Xi droned on. I got enough of a translation to know that he was proposing a cutback of 300,000 soldiers in the interest of world peace. Or something like that.
But then I noticed something funny going on: The audience wasn’t buying it.
“This is boring,” said my wife’s cousin. “Who wrote this speech? Obama could do much better. He talks like a real person. He has mannerisms. He’s cool. Not like Xi.”
The cousin is 24; he speaks perfect English and works as an accountant for a large company whose offices aren’t far away from where the president’s speech is taking place. He likes hip-hop.
Perhaps I had an ally.
The soldiers began their goose-stepped march, in perfect unison, to raise the Chinese flag in the middle of the square. Somebody mentions that the soldiers are all hand-picked for this duty. all 30 or so of them are exactly 6-foot-three, to give the impression of a perfect healthy race of young talented soldiers.
In a gesture straight out of Hollywood, or Patton’s third army, one soldier gives the flag a final throw into the air as it’s raised up the pole.
“I used to do that in job in grade school,” the cousin mentions.
Then Xi is in a large Chinese-made limousine driving slowly down the boulevard to address the troops. He pops out of the sunroof and shouts good morning to each battalion, which shots back. It looks pretty impressive, pretty choreographed.
The sun is shining and I suddenly think of Dallas and JFK and 1963.
Aren’t they worried about, ahem, an assassination attempt?
“No way,” the cousin says, “This is China. They’ve taken all the precautions.”

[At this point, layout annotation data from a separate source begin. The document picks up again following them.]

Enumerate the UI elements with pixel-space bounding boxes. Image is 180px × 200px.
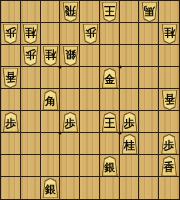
square-19[interactable]	[159, 177, 179, 199]
piece-gote-rook-61[interactable]: 飛	[62, 2, 79, 22]
square-67[interactable]	[60, 133, 80, 155]
square-55[interactable]	[80, 89, 100, 111]
piece-kanji-lance: 香	[164, 162, 175, 173]
piece-sente-bishop-75[interactable]: 角	[42, 90, 59, 110]
square-25[interactable]	[139, 89, 159, 111]
square-27[interactable]	[139, 133, 159, 155]
square-62[interactable]	[60, 23, 80, 45]
square-39[interactable]	[120, 177, 140, 199]
square-87[interactable]	[21, 133, 41, 155]
piece-kanji-lance: 香	[164, 93, 175, 104]
square-84[interactable]	[21, 67, 41, 89]
square-86[interactable]	[21, 111, 41, 133]
piece-gote-knight-73[interactable]: 桂	[42, 46, 59, 66]
piece-gote-knight-12[interactable]: 桂	[161, 24, 178, 44]
piece-kanji-king: 王	[104, 5, 115, 16]
square-88[interactable]	[21, 155, 41, 177]
square-78[interactable]	[41, 155, 61, 177]
square-58[interactable]	[80, 155, 100, 177]
square-34[interactable]	[120, 67, 140, 89]
piece-kanji-bishop: 角	[45, 96, 56, 107]
square-23[interactable]	[139, 45, 159, 67]
square-69[interactable]	[60, 177, 80, 199]
square-91[interactable]	[1, 1, 21, 23]
square-24[interactable]	[139, 67, 159, 89]
piece-gote-king-41[interactable]: 王	[101, 2, 118, 22]
square-57[interactable]	[80, 133, 100, 155]
piece-kanji-silver: 銀	[65, 49, 76, 60]
piece-kanji-knight: 桂	[124, 140, 135, 151]
square-32[interactable]	[120, 23, 140, 45]
square-38[interactable]	[120, 155, 140, 177]
square-72[interactable]	[41, 23, 61, 45]
square-85[interactable]	[21, 89, 41, 111]
piece-kanji-pawn: 歩	[164, 140, 175, 151]
square-68[interactable]	[60, 155, 80, 177]
square-33[interactable]	[120, 45, 140, 67]
square-93[interactable]	[1, 45, 21, 67]
piece-sente-silver-48[interactable]: 銀	[101, 156, 118, 176]
piece-kanji-pawn: 歩	[65, 118, 76, 129]
piece-kanji-king: 王	[104, 118, 115, 129]
piece-gote-pawn-92[interactable]: 歩	[2, 24, 19, 44]
square-59[interactable]	[80, 177, 100, 199]
piece-gote-pawn-52[interactable]: 歩	[82, 24, 99, 44]
square-77[interactable]	[41, 133, 61, 155]
square-43[interactable]	[100, 45, 120, 67]
piece-sente-pawn-17[interactable]: 歩	[161, 134, 178, 154]
square-29[interactable]	[139, 177, 159, 199]
piece-gote-knight-82[interactable]: 桂	[22, 24, 39, 44]
square-14[interactable]	[159, 67, 179, 89]
piece-sente-pawn-96[interactable]: 歩	[2, 112, 19, 132]
piece-kanji-gold: 金	[104, 74, 115, 85]
square-54[interactable]	[80, 67, 100, 89]
piece-kanji-pawn: 歩	[5, 27, 16, 38]
square-98[interactable]	[1, 155, 21, 177]
square-45[interactable]	[100, 89, 120, 111]
square-31[interactable]	[120, 1, 140, 23]
square-97[interactable]	[1, 133, 21, 155]
square-13[interactable]	[159, 45, 179, 67]
piece-kanji-pawn: 歩	[25, 49, 36, 60]
piece-gote-pawn-83[interactable]: 歩	[22, 46, 39, 66]
square-65[interactable]	[60, 89, 80, 111]
square-42[interactable]	[100, 23, 120, 45]
square-35[interactable]	[120, 89, 140, 111]
piece-kanji-rook: 飛	[65, 5, 76, 16]
square-16[interactable]	[159, 111, 179, 133]
square-28[interactable]	[139, 155, 159, 177]
square-71[interactable]	[41, 1, 61, 23]
square-26[interactable]	[139, 111, 159, 133]
square-51[interactable]	[80, 1, 100, 23]
square-49[interactable]	[100, 177, 120, 199]
square-76[interactable]	[41, 111, 61, 133]
square-64[interactable]	[60, 67, 80, 89]
square-47[interactable]	[100, 133, 120, 155]
shogi-board: 飛王馬歩桂歩桂歩桂銀香香金角歩歩王歩桂歩銀香銀	[0, 0, 180, 200]
piece-sente-king-46[interactable]: 王	[101, 112, 118, 132]
piece-sente-silver-79[interactable]: 銀	[42, 178, 59, 198]
piece-kanji-pawn: 歩	[5, 118, 16, 129]
piece-gote-promoted-bishop-21[interactable]: 馬	[141, 2, 158, 22]
piece-kanji-promoted-bishop: 馬	[144, 5, 155, 16]
piece-kanji-knight: 桂	[25, 27, 36, 38]
piece-kanji-silver: 銀	[45, 184, 56, 195]
piece-gote-lance-94[interactable]: 香	[2, 68, 19, 88]
star-point	[118, 66, 121, 69]
piece-sente-gold-44[interactable]: 金	[101, 68, 118, 88]
square-99[interactable]	[1, 177, 21, 199]
piece-gote-lance-15[interactable]: 香	[161, 90, 178, 110]
square-74[interactable]	[41, 67, 61, 89]
piece-kanji-silver: 銀	[104, 162, 115, 173]
piece-kanji-lance: 香	[5, 71, 16, 82]
piece-sente-pawn-36[interactable]: 歩	[121, 112, 138, 132]
square-81[interactable]	[21, 1, 41, 23]
piece-kanji-pawn: 歩	[124, 118, 135, 129]
square-56[interactable]	[80, 111, 100, 133]
piece-sente-lance-18[interactable]: 香	[161, 156, 178, 176]
square-22[interactable]	[139, 23, 159, 45]
piece-gote-silver-63[interactable]: 銀	[62, 46, 79, 66]
piece-sente-pawn-66[interactable]: 歩	[62, 112, 79, 132]
square-89[interactable]	[21, 177, 41, 199]
square-11[interactable]	[159, 1, 179, 23]
piece-sente-knight-37[interactable]: 桂	[121, 134, 138, 154]
piece-kanji-knight: 桂	[164, 27, 175, 38]
piece-kanji-knight: 桂	[45, 49, 56, 60]
piece-kanji-pawn: 歩	[85, 27, 96, 38]
square-53[interactable]	[80, 45, 100, 67]
square-95[interactable]	[1, 89, 21, 111]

He tells me that his office, located along the parade route, was closed a week before. Nobody could even have as much as a pair of scissors in their desks. Sharpshooters took to the roofs.
The parade droned on. Suddenly I looked in front of the TV to see a collection of Minion toys my wife’s cousin had bought at McDonalds to give to his younger sister. They looked like little yellow soldiers, lined up for inspection.
I have an idea.
Within minutes, the Minion army was in position. My wife’s cousin had retrieved a small yellow car the big enough for a child to sit inside. The video cameras are out.
We’re ready.
In front of the TV screen showing the real deal, I push my wife’s cousin in the little yellow car, slowly passing in front of the Minion army. He waves to the troops, in an stiff-elbowed gesture, as Xi does.
Everyone laughed. They took pictures. We did it several times to get it right.
Suddenly, nobody is watching the military might extravaganza anymore.
Political free speech happens in the most unlikely of places.